Plaintiff Strathmann served his first set of requests for production on Acacia and Combimatrix on 11/1/13. Plaintiff makes a prima facie showing that the RFP’s sought relevant documents. Although Defendants represent that they have produced all relevant non-privileged documents, Plaintiff makes a prima facie showing that there is a reasonable probability that all responsive documents may not have been located and produced, for several reasons:
First, Acacia has not produced any separate documents under its own production numbers, other than checks from Dr. Montgomery to Acacia. (Goldfard Decl. at ¶ 17.)
Second, Defendants represent that there are no internal Acacia or CombiMatrix documents concerning the claims made to National Union in the fall of 2002, which seems unlikely. (Goldfarb Decl. at ¶ 19.)
Third, although the 3/11/14 deposition testimony of Scott Burrell suggests that CombiMatrix routinely deleted all emails of former employees, such as Dr. Kumar and Dr. Montgomery, defendants have not yet completed relevant searches of certain back up tapes. (Goldfarb Decl. at ¶¶ 20-26.)

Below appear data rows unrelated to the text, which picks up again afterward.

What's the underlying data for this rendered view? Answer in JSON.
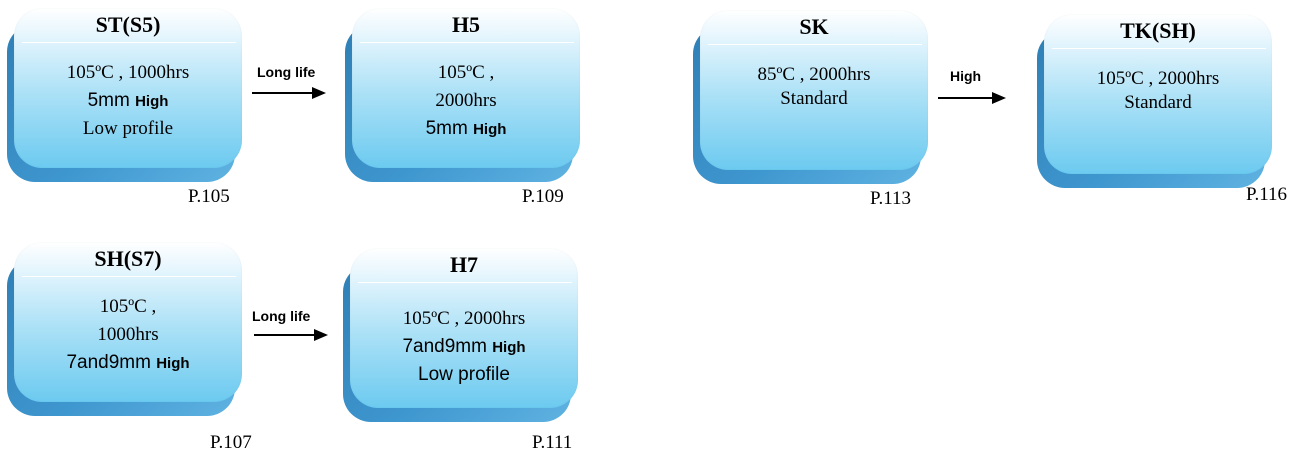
{
  "boxes": {
    "st": {
      "title": "ST(S5)",
      "l1": "105ºC , 1000hrs",
      "l2a": "5mm ",
      "l2b": "High",
      "l3": "Low profile",
      "page": "P.105"
    },
    "h5": {
      "title": "H5",
      "l1": "105ºC ,",
      "l2": "2000hrs",
      "l3a": "5mm ",
      "l3b": "High",
      "page": "P.109"
    },
    "sk": {
      "title": "SK",
      "l1": "85ºC , 2000hrs",
      "l2": "Standard",
      "page": "P.113"
    },
    "tk": {
      "title": "TK(SH)",
      "l1": "105ºC , 2000hrs",
      "l2": "Standard",
      "page": "P.116"
    },
    "sh": {
      "title": "SH(S7)",
      "l1": "105ºC ,",
      "l2": "1000hrs",
      "l3a": "7and9mm ",
      "l3b": "High",
      "page": "P.107"
    },
    "h7": {
      "title": "H7",
      "l1": "105ºC , 2000hrs",
      "l2a": "7and9mm ",
      "l2b": "High",
      "l3": "Low profile",
      "page": "P.111"
    }
  },
  "arrows": {
    "a1": "Long life",
    "a2": "High",
    "a3": "Long life"
  }
}
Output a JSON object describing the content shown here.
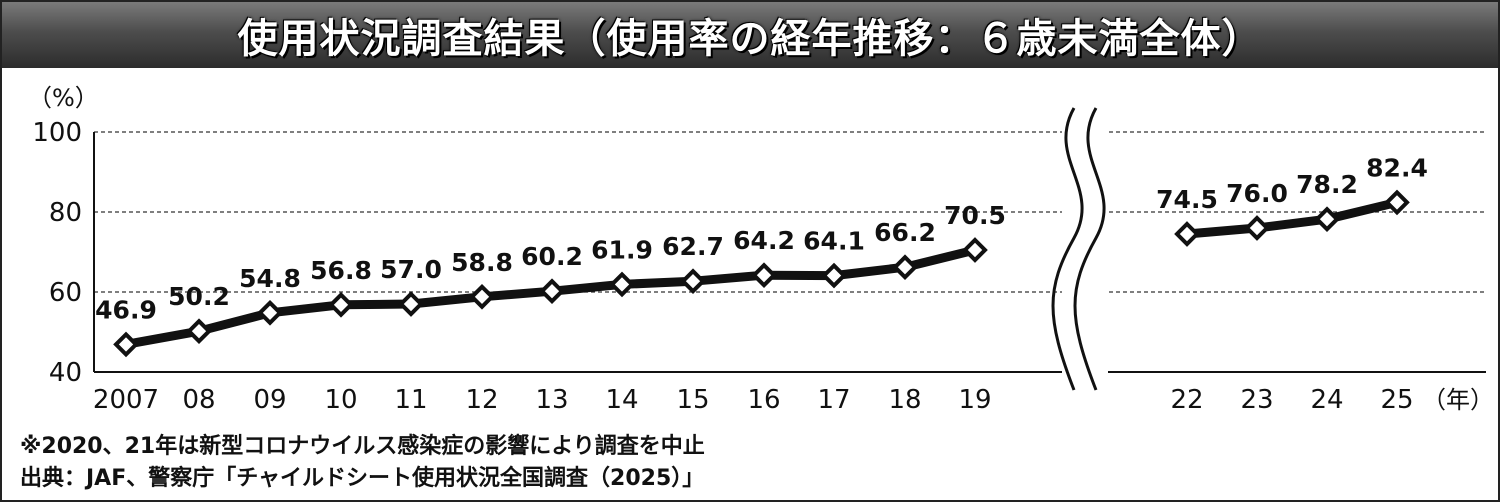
{
  "title": "使用状況調査結果（使用率の経年推移：６歳未満全体）",
  "chart_data": {
    "type": "line",
    "title": "使用状況調査結果（使用率の経年推移：６歳未満全体）",
    "ylabel": "（%）",
    "xlabel": "（年）",
    "ylim": [
      40,
      100
    ],
    "yticks": [
      "40",
      "60",
      "80",
      "100"
    ],
    "grid": "horizontal dashed at 60, 80, 100",
    "axis_break": "between 19 and 22",
    "x": [
      "2007",
      "08",
      "09",
      "10",
      "11",
      "12",
      "13",
      "14",
      "15",
      "16",
      "17",
      "18",
      "19",
      "22",
      "23",
      "24",
      "25"
    ],
    "series": [
      {
        "values": [
          46.9,
          50.2,
          54.8,
          56.8,
          57.0,
          58.8,
          60.2,
          61.9,
          62.7,
          64.2,
          64.1,
          66.2,
          70.5,
          74.5,
          76.0,
          78.2,
          82.4
        ],
        "labels": [
          "46.9",
          "50.2",
          "54.8",
          "56.8",
          "57.0",
          "58.8",
          "60.2",
          "61.9",
          "62.7",
          "64.2",
          "64.1",
          "66.2",
          "70.5",
          "74.5",
          "76.0",
          "78.2",
          "82.4"
        ]
      }
    ]
  },
  "footnotes": {
    "note": "※2020、21年は新型コロナウイルス感染症の影響により調査を中止",
    "source": "出典：JAF、警察庁「チャイルドシート使用状況全国調査（2025）」"
  }
}
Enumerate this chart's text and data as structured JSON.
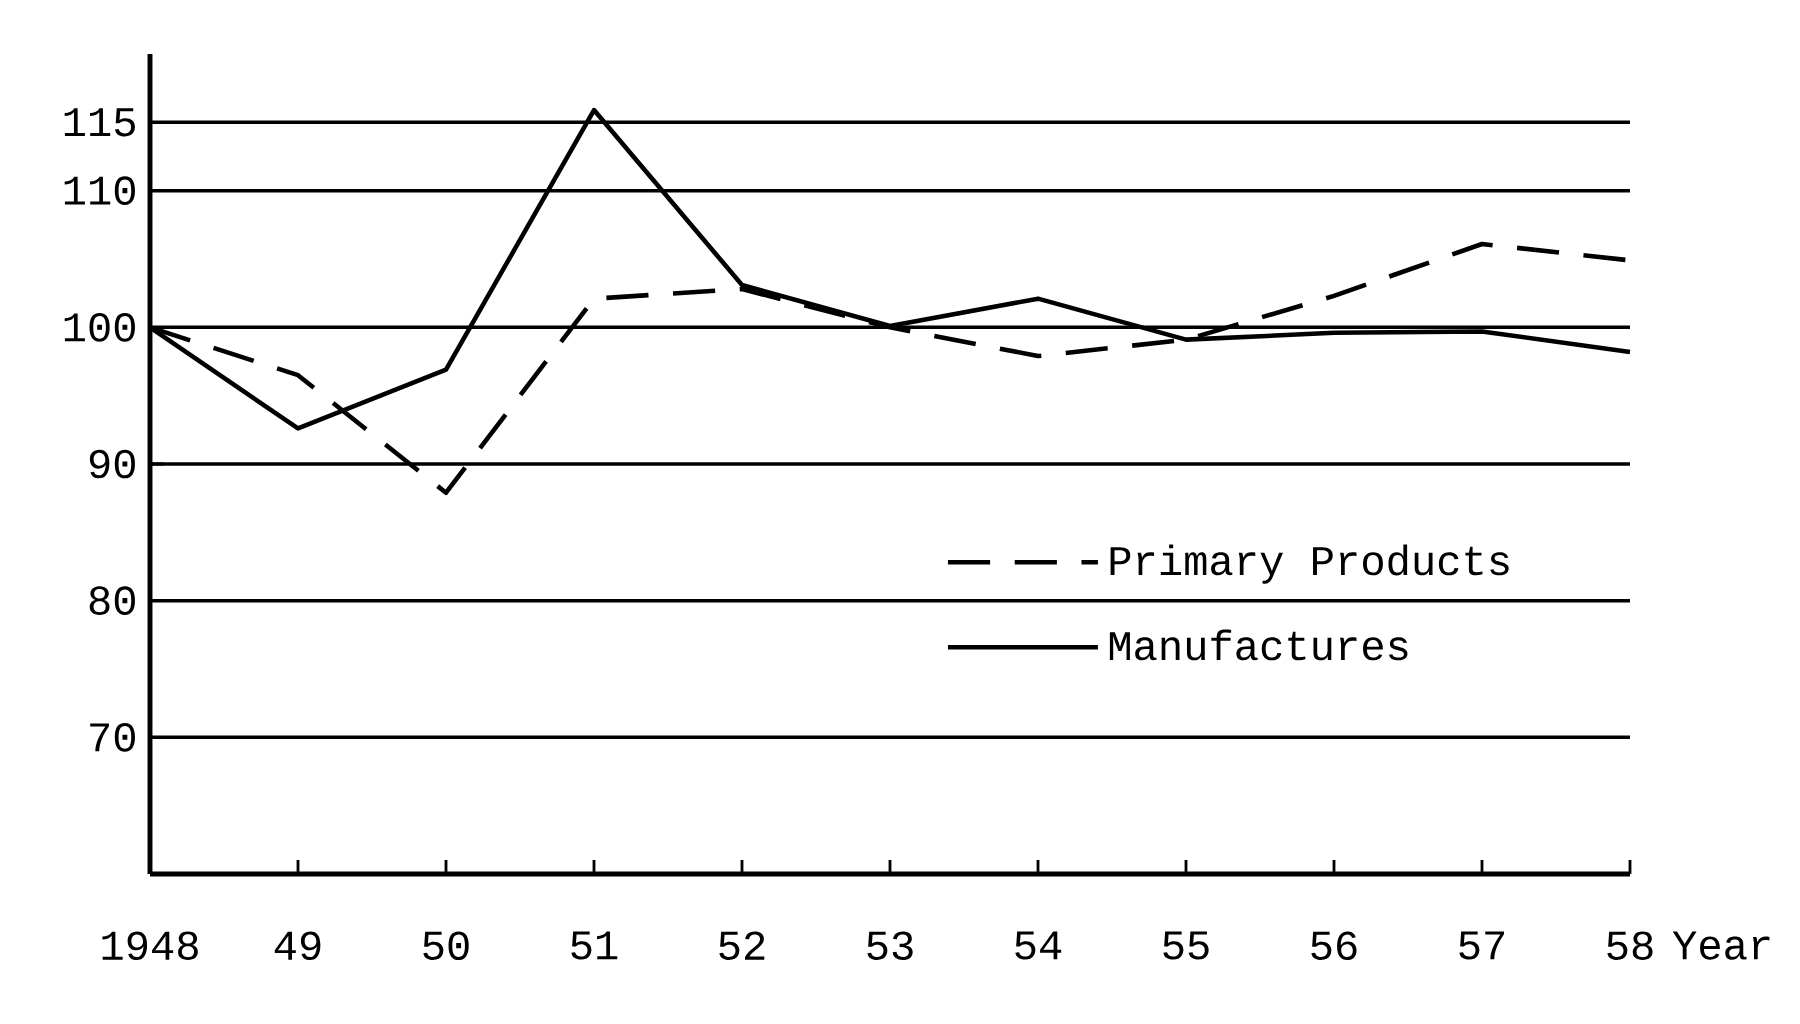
{
  "chart_data": {
    "type": "line",
    "xlabel": "Year",
    "categories": [
      "1948",
      "49",
      "50",
      "51",
      "52",
      "53",
      "54",
      "55",
      "56",
      "57",
      "58"
    ],
    "series": [
      {
        "name": "Primary Products",
        "color": "#000000",
        "line_style": "dashed",
        "values": [
          100,
          96.5,
          87.9,
          102.1,
          102.8,
          100,
          97.9,
          99.1,
          102.3,
          106.1,
          104.9
        ]
      },
      {
        "name": "Manufactures",
        "color": "#000000",
        "line_style": "solid",
        "values": [
          100,
          92.6,
          96.9,
          115.9,
          103.1,
          100.1,
          102.1,
          99.1,
          99.6,
          99.7,
          98.2
        ]
      }
    ],
    "ylim": [
      60,
      120
    ],
    "yticks": [
      70,
      80,
      90,
      100,
      110,
      115
    ],
    "grid": "y",
    "legend": "right",
    "marker": "none"
  }
}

Fourth, Defendants produced only a single privilege log that does not differentiate between Acacia and CombiMatrix. The privilege log identifies only 1 document for the period from 1995 to 2/5/01 and only 3 documents for the entire year of 2003, when Defendants were making claims on National Union of over $20 million. (Goldfarb Decl. at ¶¶ 21-26, Ex. 11.)
Fifth, Plaintiff represents that the responsive documents produced are completely devoid of any correspondence to or from Dr. Kumar, any correspondence to or from Dr. Montgomery, any internal correspondence concerning Nanogen or National Union, and any documents from Acacia concerning National Union. (Memo in Support at p. 7.)
Defendants note that Plaintiff is seeking documents from 9-12 years ago, so it is not surprising that few documents have been located. In particular, CombiMatrix moved from Mulkiteo, Washington to Irvine in 2010, resulting in the loss of records previously on the servers. But even if the lack of responsive documents is justifiable, Plaintiff is still entitled to reasonable assurances that appropriate searches have been conducted.
Defendants argue that the motion is improper because it does not identify particular requests for which Plaintiff seeks additional documents. But this misses the point that Plaintiff is entitled to know what searches have been conducted for documents responsive to all of the RFP’s. And Plaintiff does specifically seek supplemental responses to RFPs 3-8, 10, 18, 22, and 32 as to the backup tapes.
Defendants argue that during his deposition, CombiMatrix CFO Scott Burrell did disclose what search terms were used. But this did not purport to be a complete disclosure of all search terms employed, document custodians, or document sources.
Plaintiff shall serve notice of this ruling.